Ticagrelor vs Clopidogrel: CV Events in Peripheral Artery Disease

Results from the EUCLID trial showed that ticagrelor did not reduce incidence of cardiovascular events in patients with peripheral artery disease compared (PAD) with clopidogrel.^1,2

The primary efficacy composite end point of cardiovascular death, myocardial infarction (MI), or ischemic stroke occurred in 10.8% of patients in the ticagrelor group compared with 10.6% in the clopidogrel group (hazard ratio [HR]:1.02; 95% CI, 0.92-1.13).¹

William R. Hiatt, MD, professor of medicine, division of cardiology at the University of Colorado School of medicine and the study’s principal author, said the trial essentially produced negative results.

“Ticagrelor appears to have the same benefit as clopidogrel,” Dr Hiatt said during a phone interview with Cardiology Advisor. “I think the reason the results are similar is because both drugs are active. This is not a non-inferiority design so we can’t make a claim that ticagrelor retains the benefit of clopidogrel, but it does appear to us that, clinically, that both these drugs are active and equally effective.”

The results were presented at the 2016 American Heart Association Scientific Sessions² and published simultaneously online by both the New England Journal of Medicine and Circulation.³

At median follow-up of 30 months, researchers found statistically significantly higher rates of MI (HR: 1.29, 95% CI, 1.08-1.55) and acute limb ischemia (HR: 4.23; 95% CI, 2.86-6.25) in the ticagrelor group.

The Examining Use of tiCagreLor In paD (EUCLID) trial included 28 research sites in 11 countries. Patients with PAD were treated with 90 mg twice daily ticagrelor (n=6910) or 75 mg/d clopidogrel (n=6932).

Eligible patients had an ankle-brachial index (ABI) of 0.80 or less or had undergone previous revascularization of the lower limbs.

The only significant difference between the groups was rate of ischemic stroke, which occurred in 1.9% of the patients in the ticagrelor group compared with 2.4% in the clopidogrel group (HR: 0.78; 95% CI, 0.62-0.98; P =.03).

The rate primary safety end point of thrombolysis in MI major bleeding was 1.6% in both groups (HR: 1.10; 95% CI, 0.84-1.43; P =.49).

Researchers observed fewer total fatal bleeding events in the ticagrelor group than (10 vs 20), but significantly more bleeding events leading to discontinuation (168 vs 112; P <.001). Patients in the ticagrelor group were also more likely to stop treatment prematurely (30.1% vs 25.9%; P <.001). Ticagrelor patients were 6 times more likely to develop dyspnea (4.8% vs 0.8%; P <.001) and 1.5 times more likely to experience any bleeding event (2.4% vs 1.6%; P <.001).

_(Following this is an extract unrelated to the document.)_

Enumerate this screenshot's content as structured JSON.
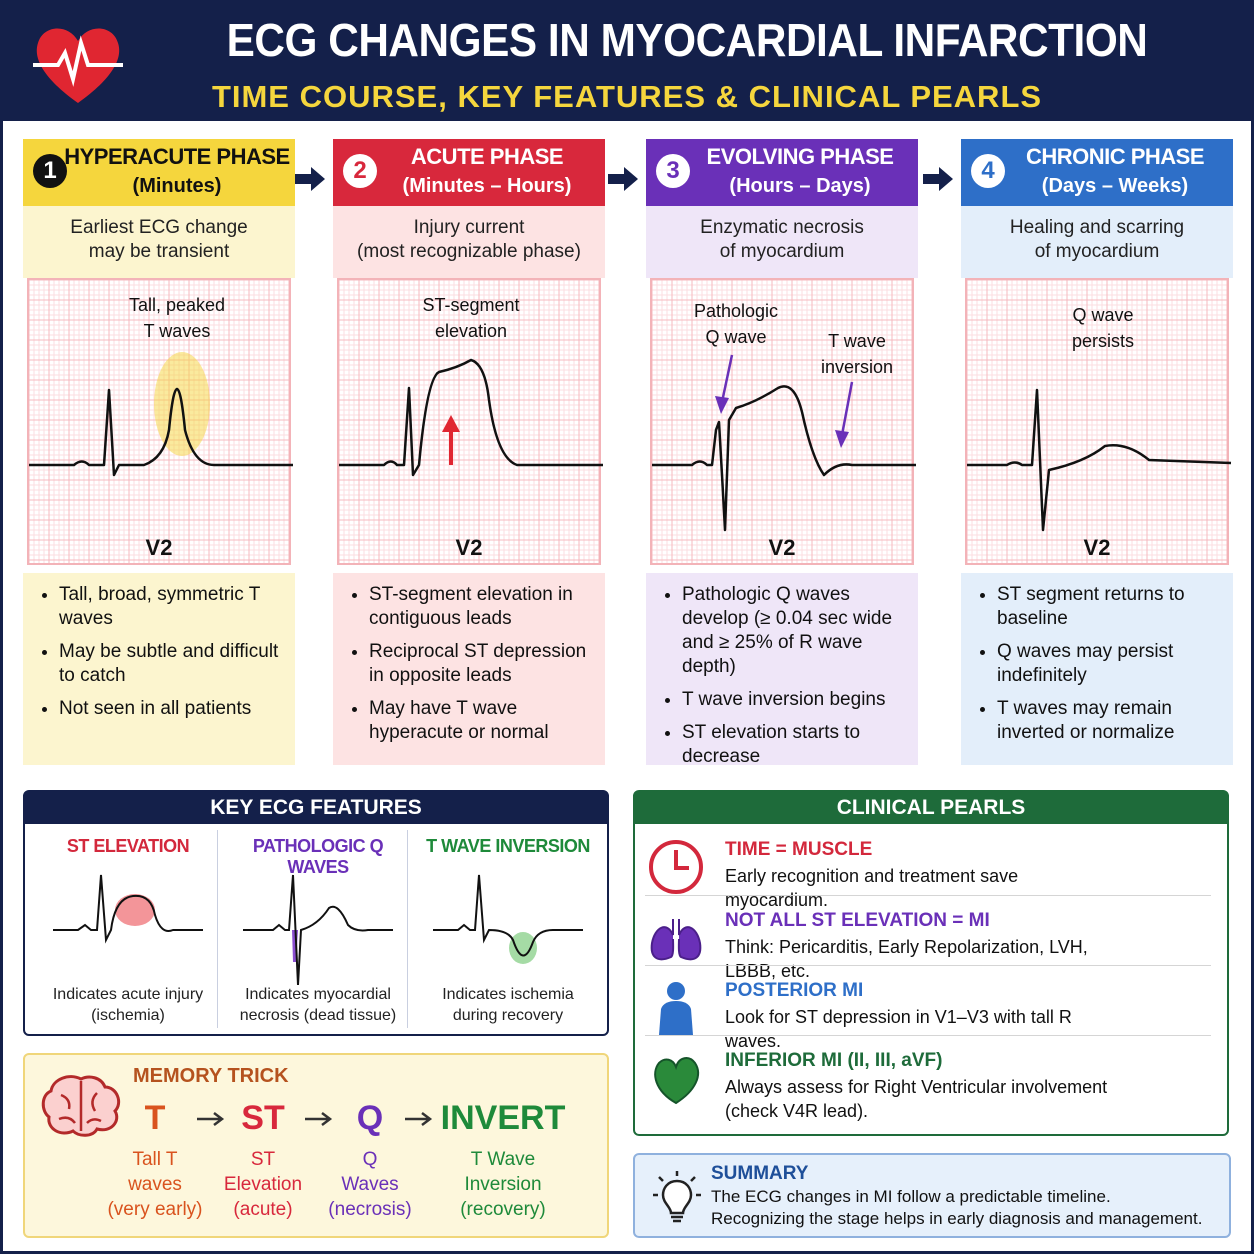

Dr Hiatt said the EUCLID steering committee is preparing to publish as many as a dozen additional papers, but these findings suggest that ticagrelor does not have a unique role in treating PAD.

“There are other studies with ticagrelor that are ongoing where additional questions will hopefully be addressed,” said Dr Hiatt. “In terms of [PAD], this result does not show a lead toward benefit. The [Kaplan-Meier] curves are pretty superimposable so it doesn’t look like there is anything uniquely advantageous to ticagrelor in this setting.”

References

1. Hiatt WR, Fowkes GR, Heizer, et al; on behalf of the EUCLID Trial Steering Committee and Investigators. Ticagrelor vs clopidogrel in symptomatic peripheral artery disease. N Engl J Med. 2016 Nov 13. doi:10.1056/NEJMoa1611688 [Epub ahead of print].
2. Patel MR, on behalf of the EUCLID investigators. LCBT.01: Big trials for big questions. Effects of ticagrelor compared with clopidogrel in patients with peripheral artery disease (EUCLID). Presented at: the 2016 American Heart Association Scientific Sessions. November 12-16, 2016; New Orleans, LA.
3. Jones, WS, Baumgartner I, Hiatt WR, et al; on behalf of the International Steering Committee and Investigators of the EUCLID Trial. Ticagrelor compared with clopidogrel in patients with prior lower extremity revascularization for peripheral artery disease. Circulation. 2016 Nov 13. doi:10.1161/CIRCULATIONAHA.116.025880 [Epub ahead of print].